While Bob Berner was finishing an MBA program at the Wharton School in 1971, he started thinking about his future. Conservation never crossed his mind.
“I was looking for a job and most of my classmates were interviewing banks and large corporations and that wasn’t of much interest to me. I just happened to answer an ad in the Wall Street Journal and it was the Nature Conservancy. I had never heard of the Nature Conservancy,” Berner said.
The new job was eye opening.
Berner, then in his late 20s, decided he wanted to make his career in conservation, eventually relocating from the East Coast to San Francisco to work for an architectural heritage organization. When he decided he wanted to focus on land conservation, Berner again responded to an ad in the paper, this time for a young nonprofit called the Marin Agriculture Land Trust (MALT). Last week Berner announced his retirement after nearly 28 years as the organization’s executive director.
“It was a job,” Berner said of his initial interest in the position at MALT. “It looked really interesting—one thing led to another. You just never know. Life never is a straight line.”

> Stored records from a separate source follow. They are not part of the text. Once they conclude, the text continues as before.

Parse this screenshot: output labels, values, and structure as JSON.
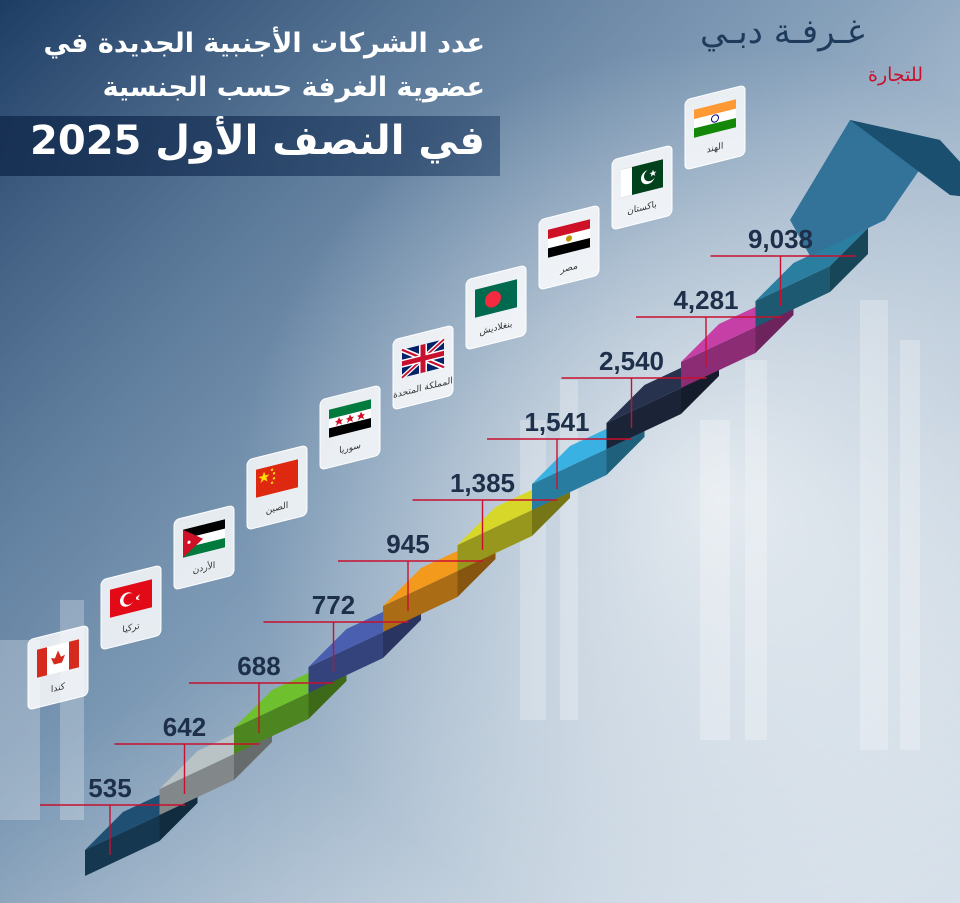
{
  "header": {
    "title_line1": "عدد الشركات الأجنبية الجديدة في",
    "title_line2": "عضوية الغرفة حسب الجنسية",
    "title_line3": "في النصف الأول 2025"
  },
  "logo": {
    "main": "غـرفـة دبـي",
    "sub": "للتجارة"
  },
  "chart_data": {
    "type": "bar",
    "title": "عدد الشركات الأجنبية الجديدة في عضوية الغرفة حسب الجنسية في النصف الأول 2025",
    "categories": [
      "كندا",
      "تركيا",
      "الأردن",
      "الصين",
      "سوريا",
      "المملكة المتحدة",
      "بنغلاديش",
      "مصر",
      "باكستان",
      "الهند"
    ],
    "values": [
      535,
      642,
      688,
      772,
      945,
      1385,
      1541,
      2540,
      4281,
      9038
    ],
    "value_labels": [
      "535",
      "642",
      "688",
      "772",
      "945",
      "1,385",
      "1,541",
      "2,540",
      "4,281",
      "9,038"
    ],
    "step_colors": [
      "#1f4f72",
      "#b9c2c4",
      "#6ec02e",
      "#4a5fb0",
      "#f39a1d",
      "#d7d72a",
      "#39b1e3",
      "#27324f",
      "#c63fa6",
      "#2a7fa1"
    ],
    "flags": [
      "canada-flag-icon",
      "turkey-flag-icon",
      "jordan-flag-icon",
      "china-flag-icon",
      "syria-flag-icon",
      "uk-flag-icon",
      "bangladesh-flag-icon",
      "egypt-flag-icon",
      "pakistan-flag-icon",
      "india-flag-icon"
    ]
  }
}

Maybe not, but under Berner MALT’s ascension has been remarkably linear. When he began working for the trust, he was the only staff member and the group controlled two property easements. Now the organization employs 15 staff members and protects over 44,000 acres on 68 local farms and ranches. It’s considered one of the most successful farmland conservation organizations in the country, with a budget of more than $1.5 million plus another $3 to $5 million per year for acquisitions.
During a recent interview in his office in MALT’s two-story building in Point Reyes Station, Berner was nothing if not humble. “None of it is my individual accomplishment of course,” he said of the organization’s success. “There have been a lot of people who helped make MALT successful.”
Berner, now 70, grew up in Indianapolis, a fact that may or may not account for his exceptionally self-effacing, reserved manner. It is this demeanor, according to Ralph Grossi, MALT’s first board chair, that has been invaluable in navigating the organization’s growth over the years.
“Bob is a guy who handles things very calmly and I think that transmits to people around him. He transmits inner calm and patience and those are qualities—when you’re working in the middle of the political spectrum—that are really valuable,” Grossi said.
Grossi, who has stayed involved with MALT even after his retirement from the board in 1985, was on the committee that hired Berner in 1984. “I’m very proud of that hire,” Grossi said. “He’s done just a terrific job over the years and at a time where we didn’t know where MALT was going. We had a vision and a lot of hope—we needed a person that could literally take it and run with it, and Bob certainly did.”
MALT was created in 1980 by a coalition of ranchers and environmentalists intent on preserving local agricultural land and fearful that zoning laws wouldn’t go far enough. By liquidating part of a rancher or farmer’s land—typically at about 40 percent of market value—without actually selling it, MALT is able to provide a financially viable conservation option for ranchers or farmers who wish to maintain the agricultural use of their property but may otherwise be squeezed out by a lack of capital or soaring property values.
But an agricultural preservation organization is nothing, of course, without widespread respect from the community it serves. “He really did a terrific job of wining over the farm community,” Grossi said of Berner. “Without the support of the farming community, MALT goes nowhere. Instead we have a great success story.”
Berner himself says the community’s respect for MALT was cemented in large part by a 1985 easement with the area’s prominent Lafranchi family. “They were a very well established family, highly respected, and I think that the transaction sort of helped to gain the confidence of many other people in the agricultural community. I would say that was an important step,” Berner said.
Another important step was the passing of California Proposition 70, or the Wildlife, Coastal, and Park Land Conservation Act of 1988. The decree, Berner says, designated $15 million for farmland conservation in Marin County, providing funds for MALT that would ultimately extend into the late 1990s, when the organization moved toward an alternative funding model.
Yet despite MALT’s success, Berner says fundraising has always been a challenge: “There are cycles to this, and the sources change over time. We’ve simply tried to adapt and make sure that we can access funding to support our projects, but we always have more to do than we can fund. We’re always challenged to raise enough money to do everything that is on the table.”
Before he began working for MALT, Berner had never heard of the organization. “I would come out to Point Reyes at least once or twice a month and drive through this [countryside],” he said. “I never knew what it was. You’d always see cows in the hills and it was always open and gorgeous. If you ride a bicycle out here, if you just drive out here—people love this area, people work here, people live here and people visit here partly because of this agricultural landscape.”
Thanks to Berner, it’s a landscape that appears to be sticking around for a while.